At the University of Michigan, doctors and researchers led by otolaryngologist Glenn Green, M.D., are working on nearly 30 medical 3-D projects that are customized to help individual patients.

UM’s most successful implantable 3-D procedure is a medical 3-D-created biodegradable splint device to treat a rare life-threatening airway disorder that mostly occurs in babies called tracheobronchomalacia. The disorder causes the windpipe to periodically collapse and prevents normal breathing.

The manufactured splint device using one of UM’s 30 3-D printers is sewn around a floppy airway area in the neck to provide support and protection during airway growth. Over three years, the splint is absorbed by the body. UM has treated a total of 15 patients from the ages of three months up to 70, said Green, who practices at UM’s C.S. Mott Children’s Hospital.
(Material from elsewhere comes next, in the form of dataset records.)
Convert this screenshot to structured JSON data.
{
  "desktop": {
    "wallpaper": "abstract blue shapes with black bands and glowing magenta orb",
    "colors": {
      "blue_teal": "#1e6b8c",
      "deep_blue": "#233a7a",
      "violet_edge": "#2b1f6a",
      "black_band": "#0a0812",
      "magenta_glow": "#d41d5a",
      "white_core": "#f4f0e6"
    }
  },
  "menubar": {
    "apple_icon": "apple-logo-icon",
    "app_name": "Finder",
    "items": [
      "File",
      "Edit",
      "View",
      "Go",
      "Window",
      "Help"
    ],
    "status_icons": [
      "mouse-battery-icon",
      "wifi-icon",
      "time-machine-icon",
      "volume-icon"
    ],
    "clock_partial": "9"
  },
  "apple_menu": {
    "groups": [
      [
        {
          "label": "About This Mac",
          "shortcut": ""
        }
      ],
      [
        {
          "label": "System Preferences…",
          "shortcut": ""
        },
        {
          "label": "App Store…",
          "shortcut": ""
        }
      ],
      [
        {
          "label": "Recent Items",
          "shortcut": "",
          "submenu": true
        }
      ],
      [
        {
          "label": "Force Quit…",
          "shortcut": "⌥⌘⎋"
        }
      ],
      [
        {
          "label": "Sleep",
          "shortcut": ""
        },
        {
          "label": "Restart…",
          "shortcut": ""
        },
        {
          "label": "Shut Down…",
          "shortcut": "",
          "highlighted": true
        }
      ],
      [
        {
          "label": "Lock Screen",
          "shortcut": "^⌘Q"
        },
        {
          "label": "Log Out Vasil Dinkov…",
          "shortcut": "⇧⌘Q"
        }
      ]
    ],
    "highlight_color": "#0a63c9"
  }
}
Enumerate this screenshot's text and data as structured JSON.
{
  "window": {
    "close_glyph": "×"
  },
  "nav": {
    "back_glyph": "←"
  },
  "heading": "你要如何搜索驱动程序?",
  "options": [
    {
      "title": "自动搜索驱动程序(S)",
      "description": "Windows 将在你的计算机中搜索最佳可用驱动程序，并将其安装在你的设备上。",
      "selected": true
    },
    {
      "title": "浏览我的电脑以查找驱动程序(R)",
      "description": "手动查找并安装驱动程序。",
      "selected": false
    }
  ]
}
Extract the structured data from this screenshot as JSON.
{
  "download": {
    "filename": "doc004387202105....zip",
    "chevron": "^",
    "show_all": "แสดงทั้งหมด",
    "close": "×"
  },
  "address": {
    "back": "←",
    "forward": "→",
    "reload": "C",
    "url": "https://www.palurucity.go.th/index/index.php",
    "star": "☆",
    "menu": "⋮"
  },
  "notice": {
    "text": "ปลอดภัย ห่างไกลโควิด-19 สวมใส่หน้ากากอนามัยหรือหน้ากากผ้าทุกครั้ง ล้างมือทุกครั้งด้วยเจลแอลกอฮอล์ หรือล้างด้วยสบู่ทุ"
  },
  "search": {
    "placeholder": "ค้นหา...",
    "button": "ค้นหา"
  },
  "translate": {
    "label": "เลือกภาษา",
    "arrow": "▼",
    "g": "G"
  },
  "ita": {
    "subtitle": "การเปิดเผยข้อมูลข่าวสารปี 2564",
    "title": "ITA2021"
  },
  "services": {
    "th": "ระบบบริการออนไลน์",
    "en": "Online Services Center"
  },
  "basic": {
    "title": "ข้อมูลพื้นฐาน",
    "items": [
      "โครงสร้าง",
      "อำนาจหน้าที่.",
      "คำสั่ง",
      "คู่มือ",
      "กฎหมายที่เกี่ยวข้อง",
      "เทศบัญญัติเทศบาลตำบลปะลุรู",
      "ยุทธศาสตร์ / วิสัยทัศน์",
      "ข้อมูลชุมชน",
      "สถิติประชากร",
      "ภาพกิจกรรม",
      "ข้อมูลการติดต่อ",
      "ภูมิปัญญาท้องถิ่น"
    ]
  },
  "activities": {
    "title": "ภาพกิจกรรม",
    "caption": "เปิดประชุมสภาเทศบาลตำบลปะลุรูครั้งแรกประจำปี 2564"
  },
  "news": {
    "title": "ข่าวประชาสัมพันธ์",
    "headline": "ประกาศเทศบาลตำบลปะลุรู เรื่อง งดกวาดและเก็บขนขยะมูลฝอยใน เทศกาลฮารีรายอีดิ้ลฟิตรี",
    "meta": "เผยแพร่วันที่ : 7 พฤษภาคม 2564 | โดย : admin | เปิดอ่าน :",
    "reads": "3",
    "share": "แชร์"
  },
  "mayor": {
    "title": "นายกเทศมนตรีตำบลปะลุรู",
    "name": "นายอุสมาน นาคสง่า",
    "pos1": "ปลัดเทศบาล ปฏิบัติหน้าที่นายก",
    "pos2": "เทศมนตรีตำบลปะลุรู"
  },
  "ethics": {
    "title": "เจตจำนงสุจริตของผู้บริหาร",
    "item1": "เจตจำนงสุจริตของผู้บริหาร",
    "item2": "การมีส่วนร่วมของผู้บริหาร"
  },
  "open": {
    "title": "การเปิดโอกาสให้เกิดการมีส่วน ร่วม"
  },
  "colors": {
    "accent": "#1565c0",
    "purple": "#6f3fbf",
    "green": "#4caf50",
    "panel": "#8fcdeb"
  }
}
“We think (medical 3-D printing) is the next great revolution in surgery,” said Green. “It is still in the early stage where we are trying to work everything out. There isn’t reimbursement for most of it. It is a key problem we are working on.”

UM is not the only hospital in the region working to bring 3-D medical printing into the operating room. Henry Ford Hospital in Detroit and Beaumont Hospital in Royal Oak are also working on their own applications for this transformational technology.